Kennedy Space Center, Florida
It seemed Elon Musk’s rare abundance of caution would be punished.
Yesterday, the SpaceX founder and chief designer took personal credit for scrubbing a launch with a “99%” likelihood of success in order to investigate anomalies in his Falcon 9 rocket. The 24-hour delay gave time for clouds to roll in; rain fell on the Cape as the countdown began this morning. But with 18 minutes left to go, the sky brightened, and US Air Force meteorologists gave the go-ahead.
For the first time since the Space Shuttle Atlantis in 2011, a rocket roared into life from launchpad 39-A at Kennedy Space Center before disappearing into the clouds overhead.
A lot has changed in five years. Just minutes after the launch, accompanied by three sonic booms, the first stage of the Falcon 9 rocket returned to earth miles from where it had left. The ability to return the first stage—crammed with nine expensive and complicated Merlin engines—rather than discarding it, is part of the space revolution Musk promises. The company plans to fly one of those “flight-proven” stages next month.

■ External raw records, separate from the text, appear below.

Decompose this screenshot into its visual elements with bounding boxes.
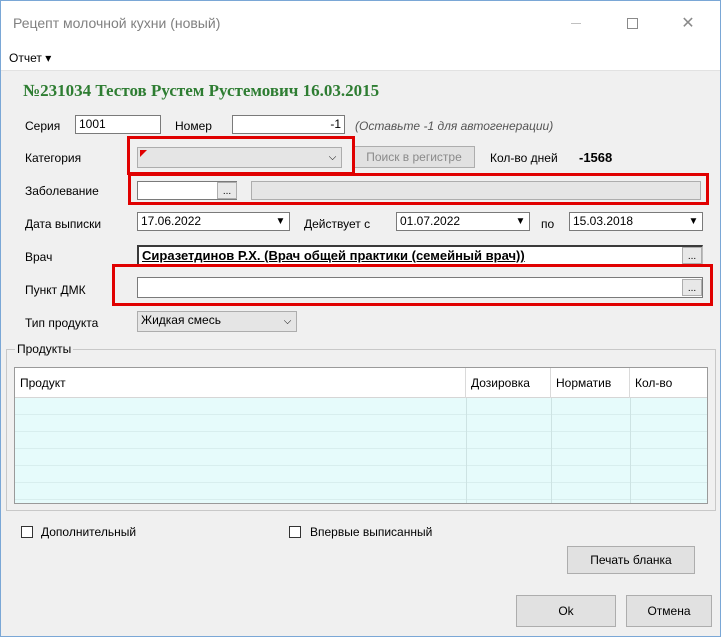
table-row[interactable] (15, 398, 707, 415)
minimize-icon (571, 22, 581, 24)
days-value: -1568 (579, 150, 613, 165)
close-icon: ✕ (681, 15, 695, 32)
valid-from-label: Действует с (304, 217, 371, 231)
print-form-label: Печать бланка (590, 553, 672, 567)
grid-header: Продукт Дозировка Норматив Кол-во (15, 368, 707, 398)
days-label: Кол-во дней (490, 151, 558, 165)
ok-label: Ok (558, 604, 574, 618)
valid-to-value: 15.03.2018 (573, 214, 634, 228)
menu-report[interactable]: Отчет ▾ (9, 51, 51, 65)
series-label: Серия (25, 119, 61, 133)
issue-date-label: Дата выписки (25, 217, 102, 231)
valid-to-label: по (541, 217, 555, 231)
category-combo[interactable]: ⌵ (137, 147, 342, 168)
products-grid[interactable]: Продукт Дозировка Норматив Кол-во (14, 367, 708, 504)
valid-from-picker[interactable]: 01.07.2022 ▼ (396, 212, 530, 231)
ellipsis-icon: ... (687, 251, 697, 262)
patient-heading: №231034 Тестов Рустем Рустемович 16.03.2… (23, 81, 380, 100)
menu-bar: Отчет ▾ (1, 45, 720, 71)
disease-name-field (251, 181, 701, 200)
table-row[interactable] (15, 415, 707, 432)
doctor-label: Врач (25, 250, 53, 264)
minimize-button[interactable] (553, 9, 599, 37)
disease-label: Заболевание (25, 184, 99, 198)
dropdown-arrow-icon: ▼ (515, 216, 526, 227)
column-header-product[interactable]: Продукт (15, 368, 466, 398)
number-hint: (Оставьте -1 для автогенерации) (355, 119, 554, 133)
product-type-label: Тип продукта (25, 316, 99, 330)
issue-date-value: 17.06.2022 (141, 214, 202, 228)
table-row[interactable] (15, 432, 707, 449)
grid-divider (551, 398, 552, 503)
first-issued-checkbox[interactable] (289, 526, 301, 538)
column-header-norm[interactable]: Норматив (551, 368, 630, 398)
valid-from-value: 01.07.2022 (400, 214, 461, 228)
required-marker-icon (140, 150, 147, 157)
valid-to-picker[interactable]: 15.03.2018 ▼ (569, 212, 703, 231)
cancel-button[interactable]: Отмена (626, 595, 712, 627)
series-input[interactable]: 1001 (75, 115, 161, 134)
window-title: Рецепт молочной кухни (новый) (13, 15, 221, 31)
search-registry-button[interactable]: Поиск в регистре (353, 146, 475, 168)
print-form-button[interactable]: Печать бланка (567, 546, 695, 574)
maximize-button[interactable] (609, 9, 655, 37)
close-button[interactable]: ✕ (665, 9, 711, 37)
column-header-quantity[interactable]: Кол-во (630, 368, 707, 398)
doctor-lookup-button[interactable]: ... (682, 247, 702, 264)
number-input[interactable]: -1 (232, 115, 345, 134)
issue-date-picker[interactable]: 17.06.2022 ▼ (137, 212, 290, 231)
ellipsis-icon: ... (687, 283, 697, 294)
maximize-icon (626, 17, 638, 29)
grid-divider (466, 398, 467, 503)
ok-button[interactable]: Ok (516, 595, 616, 627)
dropdown-arrow-icon: ▼ (275, 216, 286, 227)
cancel-label: Отмена (647, 604, 691, 618)
table-row[interactable] (15, 449, 707, 466)
dmk-lookup-button[interactable]: ... (682, 279, 702, 296)
table-row[interactable] (15, 466, 707, 483)
ellipsis-icon: ... (222, 186, 232, 197)
product-type-value: Жидкая смесь (141, 313, 221, 327)
product-type-combo[interactable]: Жидкая смесь ⌵ (137, 311, 297, 332)
chevron-down-icon: ⌵ (328, 152, 337, 163)
dmk-label: Пункт ДМК (25, 283, 86, 297)
grid-divider (630, 398, 631, 503)
column-header-dosage[interactable]: Дозировка (466, 368, 551, 398)
additional-label: Дополнительный (41, 525, 137, 539)
number-label: Номер (175, 119, 212, 133)
products-group-title: Продукты (15, 342, 74, 356)
dropdown-arrow-icon: ▼ (688, 216, 699, 227)
search-registry-label: Поиск в регистре (366, 150, 462, 164)
chevron-down-icon: ⌵ (283, 316, 292, 327)
doctor-field: Сиразетдинов Р.Х. (Врач общей практики (… (137, 245, 703, 265)
table-row[interactable] (15, 483, 707, 500)
additional-checkbox[interactable] (21, 526, 33, 538)
recipe-dialog: Рецепт молочной кухни (новый) ✕ Отчет ▾ … (0, 0, 721, 637)
category-label: Категория (25, 151, 82, 165)
disease-lookup-button[interactable]: ... (217, 182, 237, 199)
dmk-input[interactable] (137, 277, 703, 298)
title-bar: Рецепт молочной кухни (новый) ✕ (1, 1, 720, 45)
products-group: Продукты Продукт Дозировка Норматив Кол-… (6, 342, 716, 511)
first-issued-label: Впервые выписанный (310, 525, 433, 539)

What matters most, of course, is that the Dragon spacecraft on top of the rocket, carrying 5,500 lbs (2,490 kg) of supplies, equipment, and scientific experiments, is safely en route to the International Space Station today. SpaceX needed to make good on its obligations to NASA, the company’s biggest client, after six months on the ground resolving a fueling problem that caused a Falcon 9 to explode on the launch pad last September.

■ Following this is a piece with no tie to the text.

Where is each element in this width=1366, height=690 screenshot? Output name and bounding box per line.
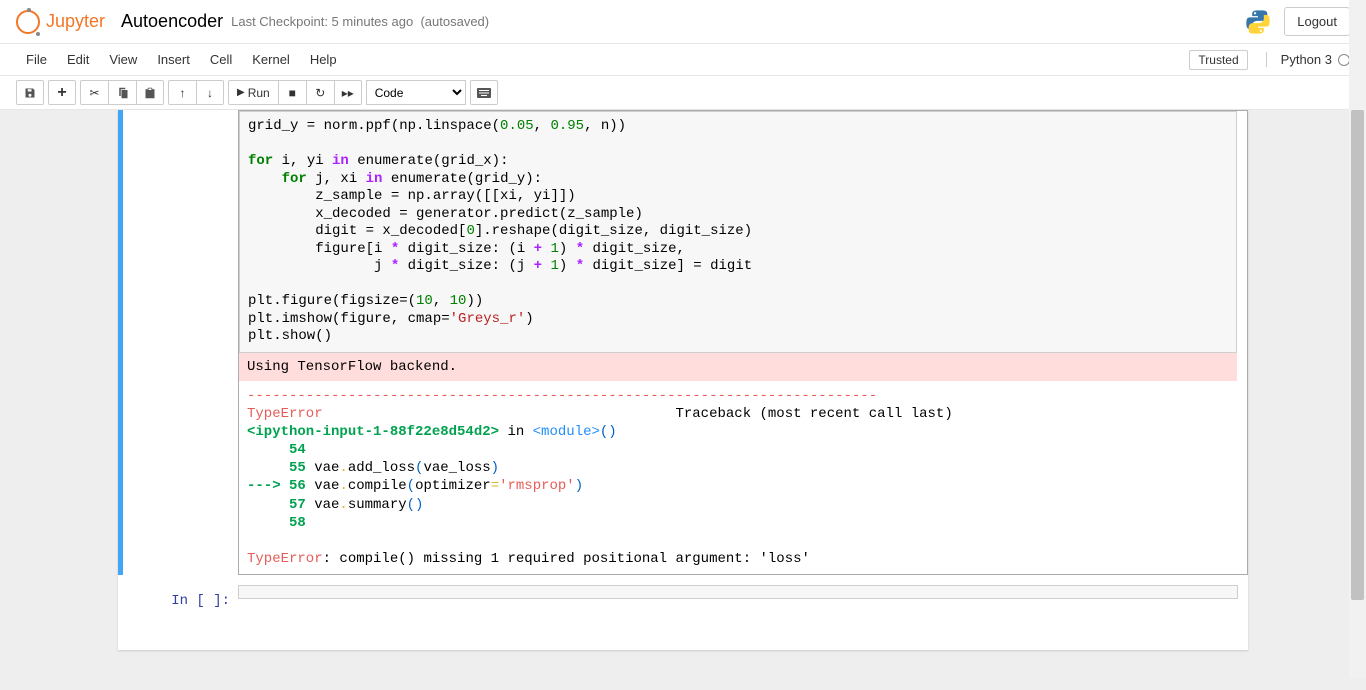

That accident, and the loss of a mission to ISS in 2015, had cost SpaceX hundreds of millions of dollars. But it also forced the company to re-invest in new reliability procedures and reconsider its priorities. Speaking to the press before the launch, SpaceX president Gwynne Shotwell emphasized that the company’s focus was on fulfilling its obligations to NASA, particularly when it comes to flying astronauts in 2018.
As the countdown proceeded yesterday, SpaceX engineers were tracking an anomaly in the hydraulic pistons that steer the second stage. Aware that both of SpaceX’s major accidents originated in the second stage, Musk decided to cancel the countdown, with just thirteen seconds left on the clock. Over night, the rocket was lowered back to the ground, and SpaceX technicians entered the rocket to replace the piston assembly with a new part.

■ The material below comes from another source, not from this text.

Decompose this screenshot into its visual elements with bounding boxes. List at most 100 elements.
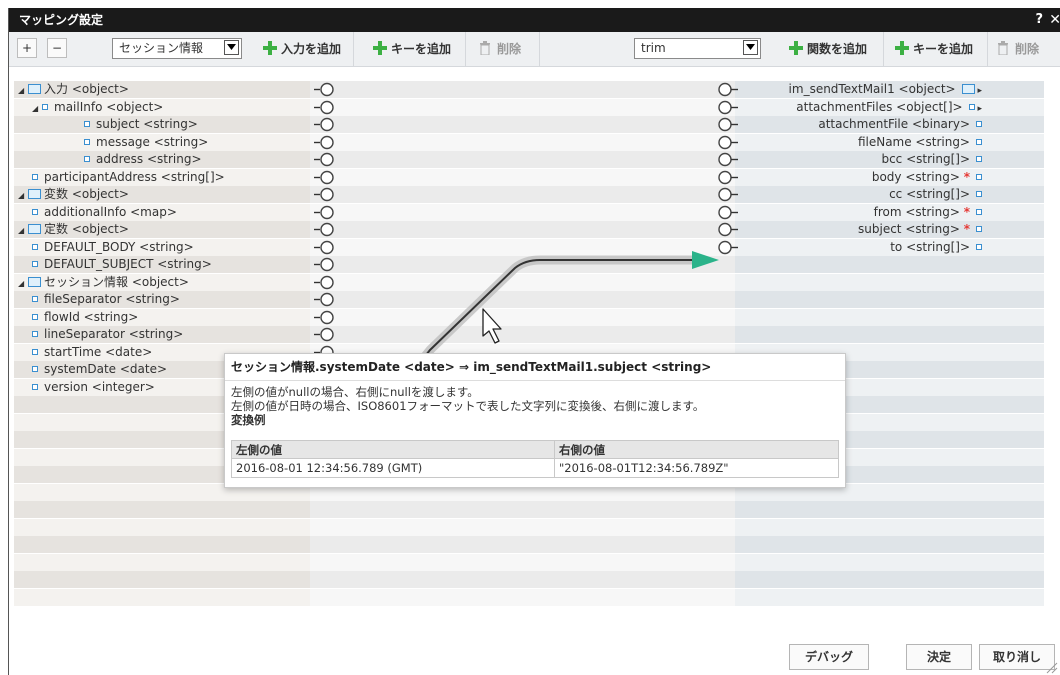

The extensive investment in upgrading the historic launchpad to meet the needs of SpaceX and its clients likely played a role in this decision. Shotwell said the final cost of upgrading the pad was more than $100 million, and with repairs still underway at the pad damaged in the September accident, the risk of losing another pad, especially one with this kind of heritage, loomed large.
Musk’s decision to wait a day is especially interesting when juxtaposed with NASA’s announcement that the space agency will consider flying humans around the moon in the first flight of the new government-designed rocket, the Space Launch System, and its spacecraft, the Orion. The surprise decision to accelerate human spaceflight—and the complicated safety precautions it requires—was a surprisingly risk-forward move for the cautious agency.
SpaceX has always embraced risk; that’s how it succeeded in developing the technology to land its boosters, testing them as even as it flew contracted missions for satellite operators and NASA. But the stakes are growing ever higher for the company as it amasses new clients and projects and balances them against its founding mission of inter-planetary exploration.